Cape Town's port operations face significant challenges due to wind disruptions.
Image: File
Authorities at Transnet have taken measures to improve operations at ports following strong winds that led to a reduction in fruit exports in February.
This, while Cape Town mayco member for Economic Growth, James Vos, said Cape ports were in need of private investment to overcome challenges.
Last month, Oscar Borchards, Transnet’s acting managing executive for terminals in the province, said they have created a plan that includes new equipment that can withstand higher wind speeds.
The wind saw disruptions to the loading of vessels and that of cargo handling, with staff recalled to duty to alleviate a backlog after more than 200 operational hours were lost due to wind speeds of up to 125 kilometers per hour were experienced.
Vos said it was for this reason that private investment was needed.
“Last month, operations at the Port of Cape Town came to a grinding halt, again, due to wind.
"But is the wind really to blame? Cities around the world experience similar weather conditions, yet their ports keep moving because they invest in the right technology, equipment, and skilled manpower to get the job done,” said Vos.
He said according to research the City conducted, private investment could see a R6 billion injection into the industry and offer employment.
“The reality is that we need to strengthen the port’s resilience and efficiency.
"Research shows that privatizing the port could unlock an additional R6 billion in exports, create around 20 000 jobs, and generate R1.6 billion in tax revenues over the next five years,” he said.
Transnet on Sunday said they were unable to respond to queries regarding the investment call as it was the weekend.
Meanwhile, the incoming CEO of the Citrus Growers' Association of Southern Africa, Boitshoko Ntshabele, underscored the industry's potential during the 5th Citrus Summit hosted in Gqeberha from March 11 - 13.
"Increased market access is crucial. Projections show the industry can create 100 000 jobs by 2032. It can do this through increasing exports with roughly 95 million 15kg cartons to a total of 260 million cartons," he said.
Logistics expert, Thomas Eskesen, reminded delegates that port inefficiency comes at a real cost.
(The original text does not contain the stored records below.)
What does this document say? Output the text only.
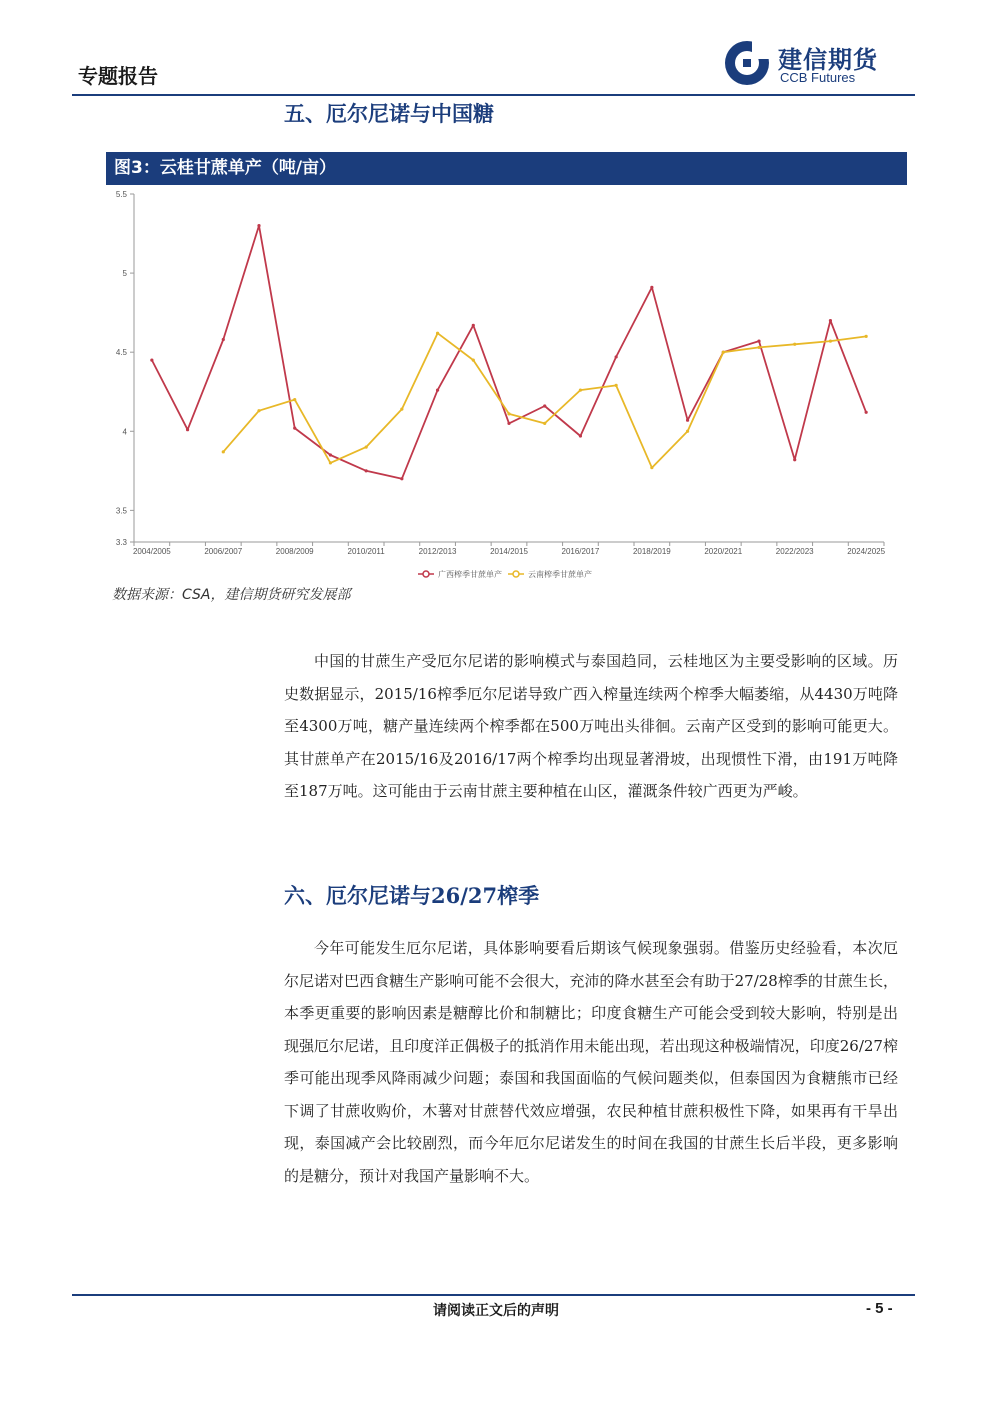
专题报告
建信期货
CCB Futures
五、厄尔尼诺与中国糖
图3：云桂甘蔗单产（吨/亩）
3.3
3.5
4
4.5
5
5.5
2004/2005	2006/2007	2008/2009	2010/2011	2012/2013	2014/2015	2016/2017	2018/2019	2020/2021	2022/2023	2024/2025
广西榨季甘蔗单产	云南榨季甘蔗单产
数据来源：CSA，建信期货研究发展部

中国的甘蔗生产受厄尔尼诺的影响模式与泰国趋同，云桂地区为主要受影响的区域。历史数据显示，2015/16榨季厄尔尼诺导致广西入榨量连续两个榨季大幅萎缩，从4430万吨降至4300万吨，糖产量连续两个榨季都在500万吨出头徘徊。云南产区受到的影响可能更大。其甘蔗单产在2015/16及2016/17两个榨季均出现显著滑坡，出现惯性下滑，由191万吨降至187万吨。这可能由于云南甘蔗主要种植在山区，灌溉条件较广西更为严峻。

六、厄尔尼诺与26/27榨季

今年可能发生厄尔尼诺，具体影响要看后期该气候现象强弱。借鉴历史经验看，本次厄尔尼诺对巴西食糖生产影响可能不会很大，充沛的降水甚至会有助于27/28榨季的甘蔗生长，本季更重要的影响因素是糖醇比价和制糖比；印度食糖生产可能会受到较大影响，特别是出现强厄尔尼诺，且印度洋正偶极子的抵消作用未能出现，若出现这种极端情况，印度26/27榨季可能出现季风降雨减少问题；泰国和我国面临的气候问题类似，但泰国因为食糖熊市已经下调了甘蔗收购价，木薯对甘蔗替代效应增强，农民种植甘蔗积极性下降，如果再有干旱出现，泰国减产会比较剧烈，而今年厄尔尼诺发生的时间在我国的甘蔗生长后半段，更多影响的是糖分，预计对我国产量影响不大。

请阅读正文后的声明	- 5 -
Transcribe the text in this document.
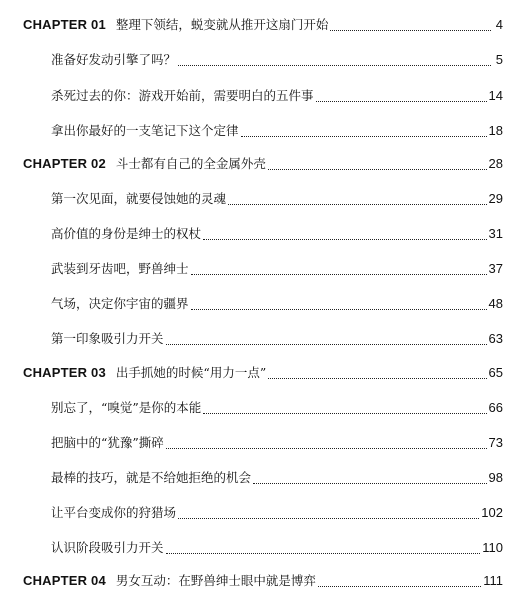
CHAPTER 01 整理下领结，蜕变就从推开这扇门开始	4
准备好发动引擎了吗？	5
杀死过去的你：游戏开始前，需要明白的五件事	14
拿出你最好的一支笔记下这个定律	18
CHAPTER 02 斗士都有自己的全金属外壳	28
第一次见面，就要侵蚀她的灵魂	29
高价值的身份是绅士的权杖	31
武装到牙齿吧，野兽绅士	37
气场，决定你宇宙的疆界	48
第一印象吸引力开关	63
CHAPTER 03 出手抓她的时候“用力一点”	65
别忘了，“嗅觉”是你的本能	66
把脑中的“犹豫”撕碎	73
最棒的技巧，就是不给她拒绝的机会	98
让平台变成你的狩猎场	102
认识阶段吸引力开关	110
CHAPTER 04 男女互动：在野兽绅士眼中就是博弈	111
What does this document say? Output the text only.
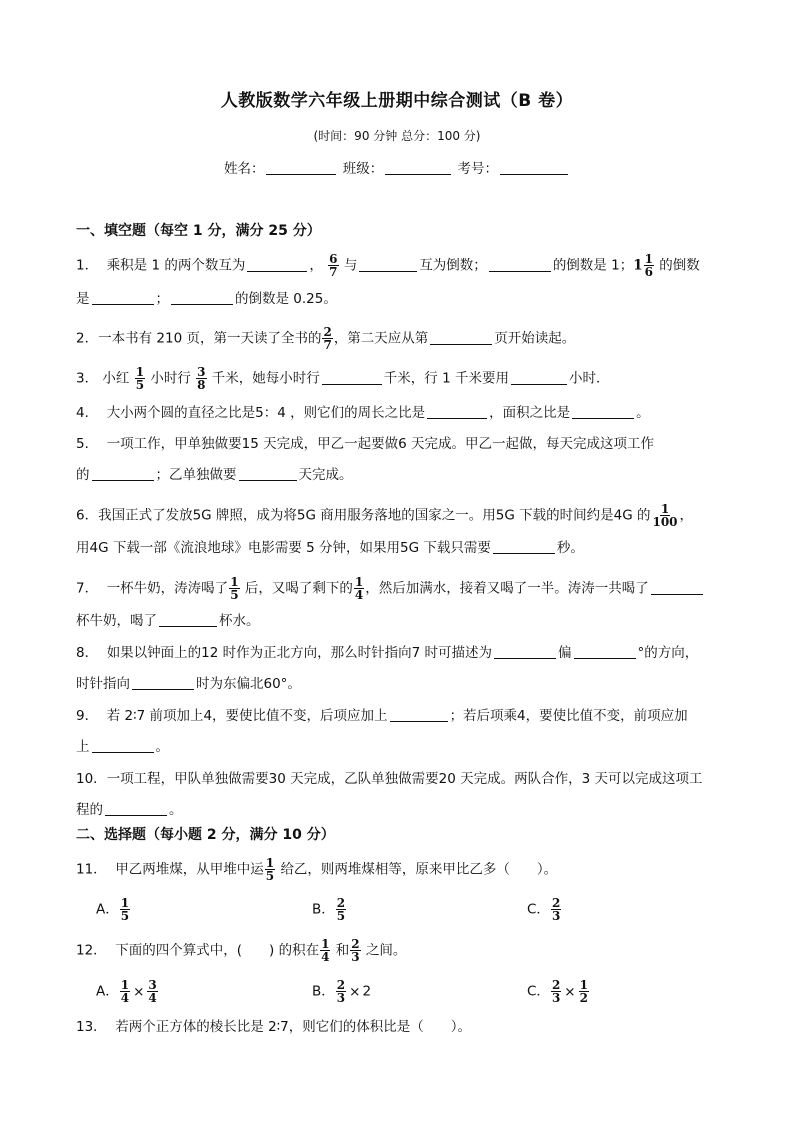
人教版数学六年级上册期中综合测试（B 卷）
(时间：90 分钟 总分：100 分)
姓名：	班级：	考号：
一、填空题（每空 1 分，满分 25 分）
1． 乘积是 1 的两个数互为	， $\frac{6}{7}$ 与	互为倒数；	的倒数是 1；$1 \frac{1}{6}$ 的倒数
是	；	的倒数是 0.25。
2．一本书有 210 页，第一天读了全书的 $\frac{2}{7}$ ，第二天应从第	页开始读起。
3． 小红 $\frac{1}{5}$ 小时行 $\frac{3}{8}$ 千米，她每小时行	千米，行 1 千米要用	小时．
4． 大小两个圆的直径之比是5：4 ，则它们的周长之比是	，面积之比是	。
5． 一项工作，甲单独做要15 天完成，甲乙一起要做6 天完成。甲乙一起做，每天完成这项工作
的	；乙单独做要	天完成。
6．我国正式了发放5G 牌照，成为将5G 商用服务落地的国家之一。用5G 下载的时间约是4G 的 $\frac{1}{100}$ ，
用4G 下载一部《流浪地球》电影需要 5 分钟，如果用5G 下载只需要	秒。
7． 一杯牛奶，涛涛喝了 $\frac{1}{5}$ 后，又喝了剩下的 $\frac{1}{4}$ ，然后加满水，接着又喝了一半。涛涛一共喝了
杯牛奶，喝了	杯水。
8． 如果以钟面上的12 时作为正北方向，那么时针指向7 时可描述为	偏	°的方向，
时针指向	时为东偏北60°。
9． 若 2∶7 前项加上4，要使比值不变，后项应加上	；若后项乘4，要使比值不变，前项应加
上	。
10．一项工程，甲队单独做需要30 天完成，乙队单独做需要20 天完成。两队合作，3 天可以完成这项工
程的	。
二、选择题（每小题 2 分，满分 10 分）
11． 甲乙两堆煤，从甲堆中运 $\frac{1}{5}$ 给乙，则两堆煤相等，原来甲比乙多（　　）。
A． $\frac{1}{5}$	B． $\frac{2}{5}$	C． $\frac{2}{3}$
12． 下面的四个算式中，(　　) 的积在 $\frac{1}{4}$ 和 $\frac{2}{3}$ 之间。
A． $\frac{1}{4} \times \frac{3}{4}$	B． $\frac{2}{3} \times 2$	C． $\frac{2}{3} \times \frac{1}{2}$
13． 若两个正方体的棱长比是 2∶7，则它们的体积比是（　　）。
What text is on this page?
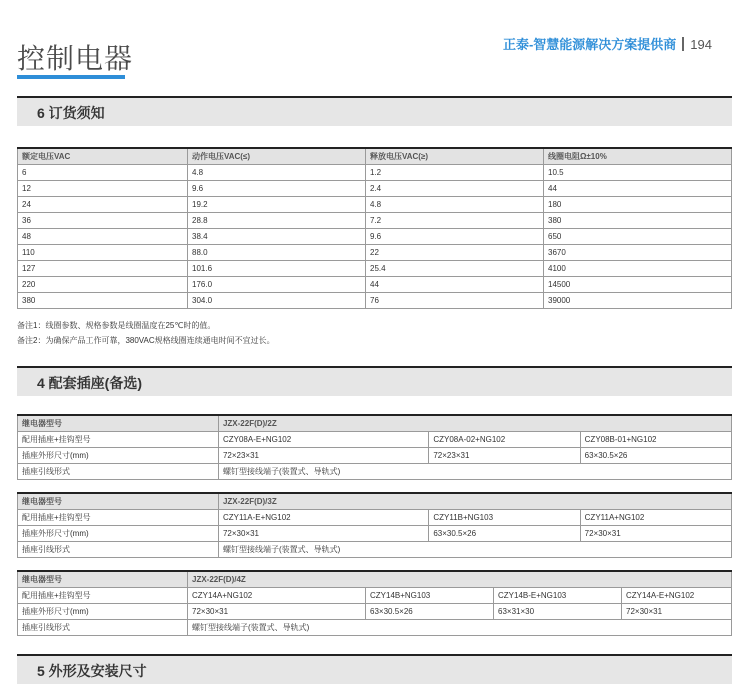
控制电器	正泰-智慧能源解决方案提供商 194
6 订货须知
额定电压VAC	动作电压VAC(≤)	释放电压VAC(≥)	线圈电阻Ω±10%
6	4.8	1.2	10.5
12	9.6	2.4	44
24	19.2	4.8	180
36	28.8	7.2	380
48	38.4	9.6	650
110	88.0	22	3670
127	101.6	25.4	4100
220	176.0	44	14500
380	304.0	76	39000
备注1：线圈参数、规格参数是线圈温度在25℃时的值。
备注2：为确保产品工作可靠，380VAC规格线圈连续通电时间不宜过长。
4 配套插座(备选)
继电器型号	JZX-22F(D)/2Z		
配用插座+挂钩型号	CZY08A-E+NG102	CZY08A-02+NG102	CZY08B-01+NG102
插座外形尺寸(mm)	72×23×31	72×23×31	63×30.5×26
插座引线形式	螺钉型接线端子(装置式、导轨式)		
继电器型号	JZX-22F(D)/3Z		
配用插座+挂钩型号	CZY11A-E+NG102	CZY11B+NG103	CZY11A+NG102
插座外形尺寸(mm)	72×30×31	63×30.5×26	72×30×31
插座引线形式	螺钉型接线端子(装置式、导轨式)		
继电器型号	JZX-22F(D)/4Z			
配用插座+挂钩型号	CZY14A+NG102	CZY14B+NG103	CZY14B-E+NG103	CZY14A-E+NG102
插座外形尺寸(mm)	72×30×31	63×30.5×26	63×31×30	72×30×31
插座引线形式	螺钉型接线端子(装置式、导轨式)			
5 外形及安装尺寸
In his opinion, the recent study by the Bureau for Food and Agricultural Policy (BFAP) that found the total cost of inefficient logistics to the citrus industry amounted to R5.27 billion per year, was "highly underestimated".
Eric Imbert, a lead researcher from the French agricultural research centre CIRAD, pointed out that South Africa's citrus industry has the potential to rise to the current challenging trading environment.
"South Africa has a relatively diversified market, innovative research capability, a large and fast evolving variety range, and a strong industry organisation with significant capacity."